El Mundo Andalucía

Los días persiguiéndose
Luis Miguel Fuentes

23 de diciembre de 2006

Lotería

La primera lotería nos la trajo Esquilache con Carlos III, ese rey de las fachadas que también dividió latifundios y declaró que los gitanos eran ciudadanos españoles a condición de que cambiaran su modo de vestir. El despotismo ilustrado lanzaba sus pañuelos al pueblo, hacía jardinería optimista y ponía tacones a los condesitos que ya nacían con cara de glorieta. Era una España en la que se podía formar un motín por quitarles la capa larga a los madrileños, aunque sabemos que eso fue una excusa, y es que nos viene de lejos en este país de guerras embozadas la costumbre de atacar al enemigo por el anecdotario y el sombrero que lleva, sin enseñar demasiado el dinero o la venganza que nos animan de verdad. La lotería de Esquilache era la que seguimos llamamos primitiva, y que todavía nos seduce con botes que pesan como altares, a pesar de que la probabilidad de acertar los seis números sea más o menos de 1 entre 14 millones. La otra lotería, la moderna, nació en las Cortes de Cádiz, como “medio de aumentar los ingresos del erario público sin quebranto de los contribuyentes”. Era cuando el pueblo se armaba con su religión y sus podaderas contra la invasión no sólo de un ejército, sino de un pensamiento nuevo que quería sepultarle la tradición y los rezos, que quería quitarle a sus reyes cazadores para poner a algún francés ilustrado y ateo. El liberalismo de Cádiz fue en realidad católico, elitista y esportivo, pero aun así el nefasto Fernando VII degolló a la Pepa por bruja y su vuelta al absolutismo supondría la marca del atraso español, eso que Ortega nos recordaría para siempre como un cansancio en los huesos. Lo que quiere uno hacer notar es que con reyes en laberintos, en capillas o en yates; en guerra con los franceses, contra el cereal o contra los locutores; con peluca, ordenador o democracia, el español siempre ha sido más español con un ángel de la suerte que resultaba apolítico, caprichoso, proveyente y pagano como un dios de la lluvia.

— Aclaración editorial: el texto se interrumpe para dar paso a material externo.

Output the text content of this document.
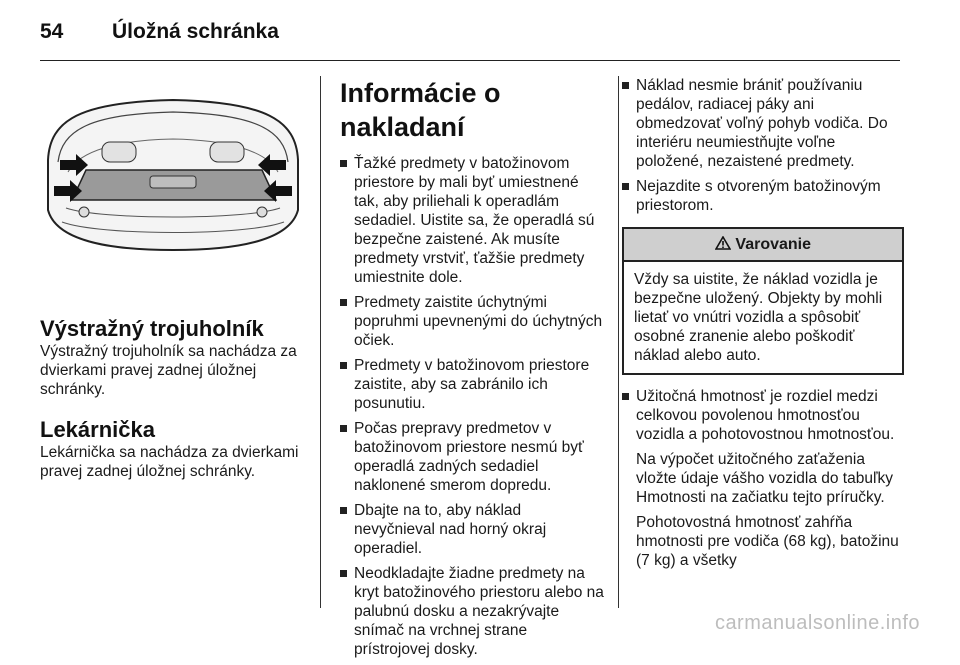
54 Úložná schránka
Výstražný trojuholník

Výstražný trojuholník sa nachádza za dvierkami pravej zadnej úložnej schránky.

Lekárnička

Lekárnička sa nachádza za dvierkami pravej zadnej úložnej schránky.

Informácie o nakladaní
Ťažké predmety v batožinovom priestore by mali byť umiestnené tak, aby priliehali k operadlám sedadiel. Uistite sa, že operadlá sú bezpečne zaistené. Ak musíte predmety vrstviť, ťažšie predmety umiestnite dole.
Predmety zaistite úchytnými popruhmi upevnenými do úchytných očiek.
Predmety v batožinovom priestore zaistite, aby sa zabránilo ich posunutiu.
Počas prepravy predmetov v batožinovom priestore nesmú byť operadlá zadných sedadiel naklonené smerom dopredu.
Dbajte na to, aby náklad nevyčnieval nad horný okraj operadiel.
Neodkladajte žiadne predmety na kryt batožinového priestoru alebo na palubnú dosku a nezakrývajte snímač na vrchnej strane prístrojovej dosky.
Náklad nesmie brániť používaniu pedálov, radiacej páky ani obmedzovať voľný pohyb vodiča. Do interiéru neumiestňujte voľne položené, nezaistené predmety.
Nejazdite s otvoreným batožinovým priestorom.
Varovanie
Vždy sa uistite, že náklad vozidla je bezpečne uložený. Objekty by mohli lietať vo vnútri vozidla a spôsobiť osobné zranenie alebo poškodiť náklad alebo auto.
Užitočná hmotnosť je rozdiel medzi celkovou povolenou hmotnosťou vozidla a pohotovostnou hmotnosťou.

Na výpočet užitočného zaťaženia vložte údaje vášho vozidla do tabuľky Hmotnosti na začiatku tejto príručky.

Pohotovostná hmotnosť zahŕňa hmotnosti pre vodiča (68 kg), batožinu (7 kg) a všetky

carmanualsonline.info
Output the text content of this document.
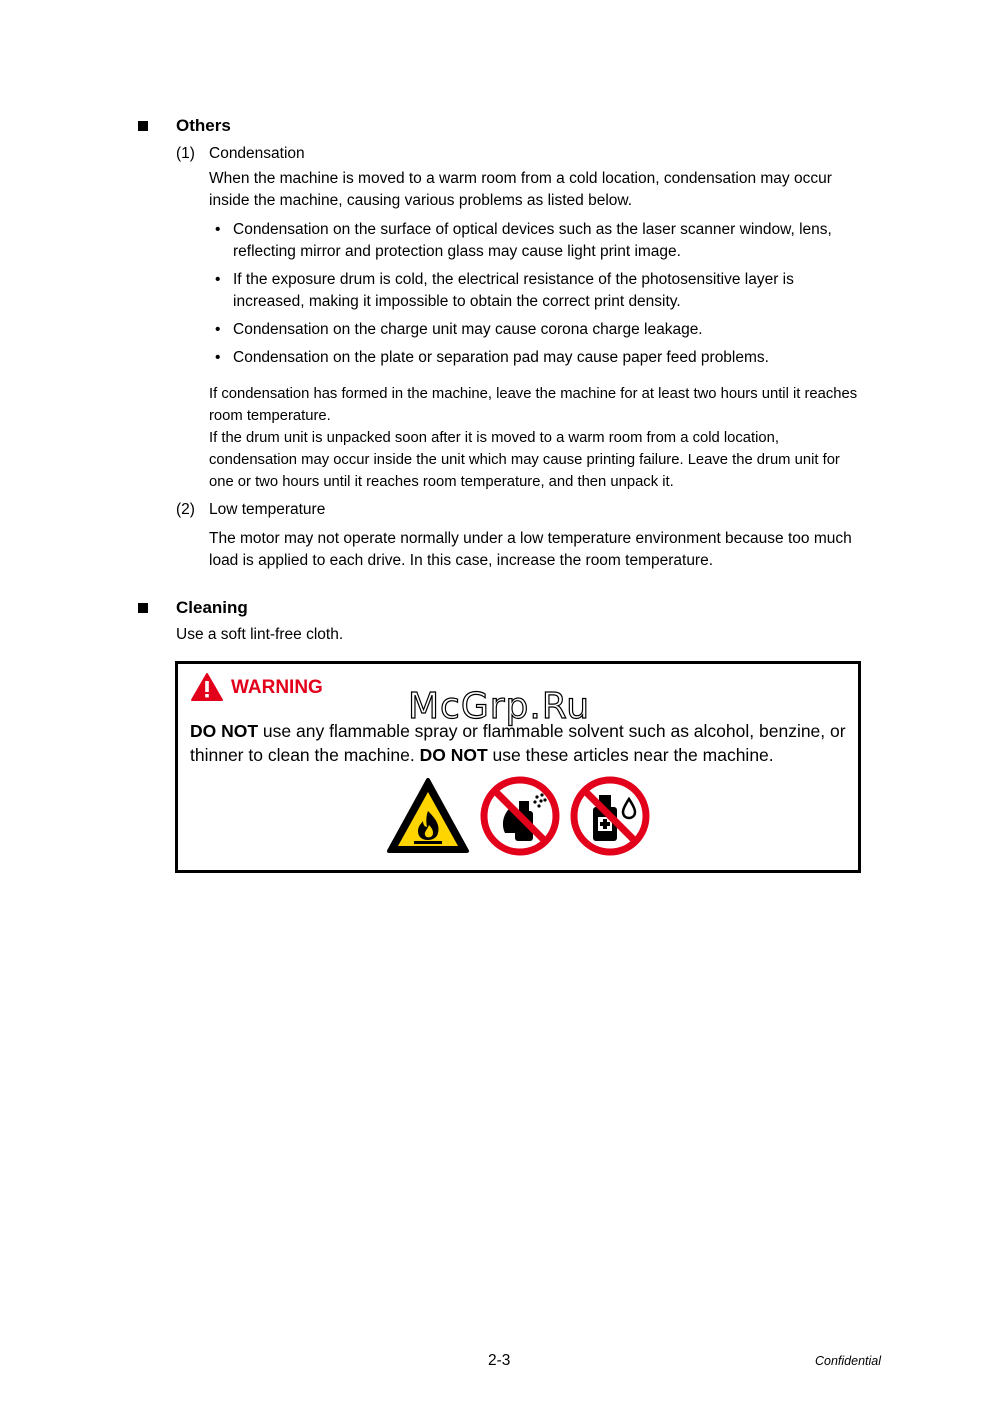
Others
(1) Condensation
When the machine is moved to a warm room from a cold location, condensation may occur inside the machine, causing various problems as listed below.
• Condensation on the surface of optical devices such as the laser scanner window, lens, reflecting mirror and protection glass may cause light print image.
• If the exposure drum is cold, the electrical resistance of the photosensitive layer is increased, making it impossible to obtain the correct print density.
• Condensation on the charge unit may cause corona charge leakage.
• Condensation on the plate or separation pad may cause paper feed problems.
If condensation has formed in the machine, leave the machine for at least two hours until it reaches room temperature.
If the drum unit is unpacked soon after it is moved to a warm room from a cold location, condensation may occur inside the unit which may cause printing failure. Leave the drum unit for one or two hours until it reaches room temperature, and then unpack it.
(2) Low temperature
The motor may not operate normally under a low temperature environment because too much load is applied to each drive. In this case, increase the room temperature.
Cleaning
Use a soft lint-free cloth.
WARNING
DO NOT use any flammable spray or flammable solvent such as alcohol, benzine, or thinner to clean the machine. DO NOT use these articles near the machine.
McGrp.Ru
2-3	Confidential
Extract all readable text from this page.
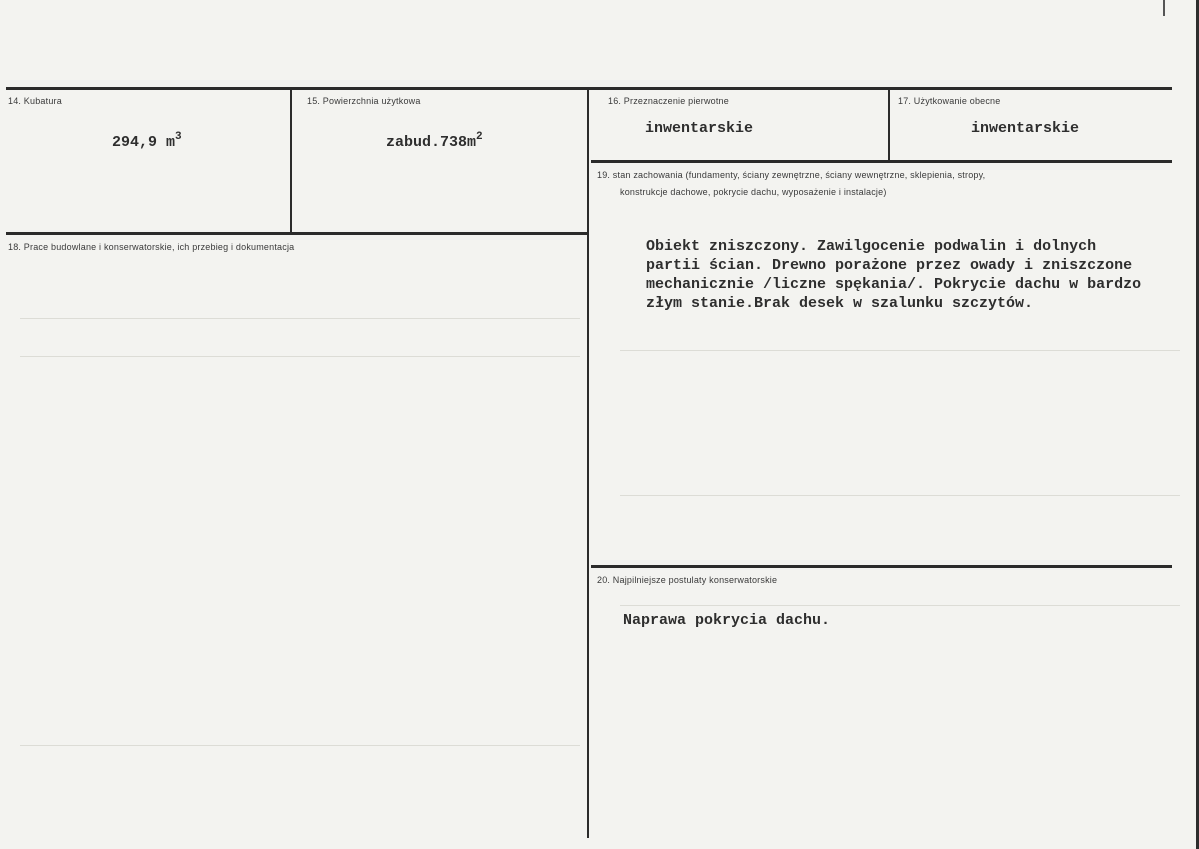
14. Kubatura
294,9 $m^3$
15. Powierzchnia użytkowa
$zabud.738m^2$
16. Przeznaczenie pierwotne
inwentarskie
17. Użytkowanie obecne
inwentarskie
18. Prace budowlane i konserwatorskie, ich przebieg i dokumentacja
19. stan zachowania (fundamenty, ściany zewnętrzne, ściany wewnętrzne, sklepienia, stropy,
konstrukcje dachowe, pokrycie dachu, wyposażenie i instalacje)
Obiekt zniszczony. Zawilgocenie podwalin i dolnych
partii ścian. Drewno porażone przez owady i zniszczone
mechanicznie /liczne spękania/. Pokrycie dachu w bardzo
złym stanie.Brak desek w szalunku szczytów.
20. Najpilniejsze postulaty konserwatorskie
Naprawa pokrycia dachu.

Fortuna, imperatrix mundi. La rueda del azar dirige otra vez el mundo en esta mañana en la que unos niños se van comiendo como mazapanes todos los millares en que se divide España. El azar, como el caos, resulta feo o despeinado y el ser humano siempre se ha inventado diablillos o diosas con timón que dan la vuelta a los dados y a las vidas. Pero el azar y el destino son incompatibles y eso lo expresó muy bien Einstein en su famosa frase sobre Dios con el cubilete, frase equivocada porque la física cuántica es la lotería del cosmos y todo el Universo no es más que un promedio de sus vapores. Sin embargo he visto a la gente comprar décimos en lugares de inundaciones y buscar jorobados y atar nudos mágicos y sentarse ante la televisión empollando sus participaciones en el regazo. La suerte sólo es la probabilidad bien mirada, pero desde los juegos egipcios con huesos al Euromillón, ahí está el sueño tan humano de que el futuro nos deja hilos de los que tirar, que todavía da para estas mañanas con anís. Veo en Santiponce el cuerno derramado de oro y uvas de la diosa Fortuna y me da por pensar en esa españolidad de que las cosas lluevan, toquen, aparezcan, caigan. Un país parado, mirando dónde se queda una rueda, igual en el siglo XVIII que ahora, como si después de todas la guerras, revoluciones, descabalgamientos y libertades, el único símbolo sobrevivido fuera ese pozo de monedas. Que venga, que pase, que llegue, lo que sea, pero contemplando el capricho de los números o de la vida haciendo su camino de ratoncito hasta nosotros. Quizá eso es ser español. Y más aún, andaluz. Hay otra rueda que no es la de la fortuna, y que algunos llaman del Karma. Pero eso del Karma quizá sólo es una forma faquir de decir que tenemos lo que nos merecemos por estar todos con la pandereta esperando a ver qué cae.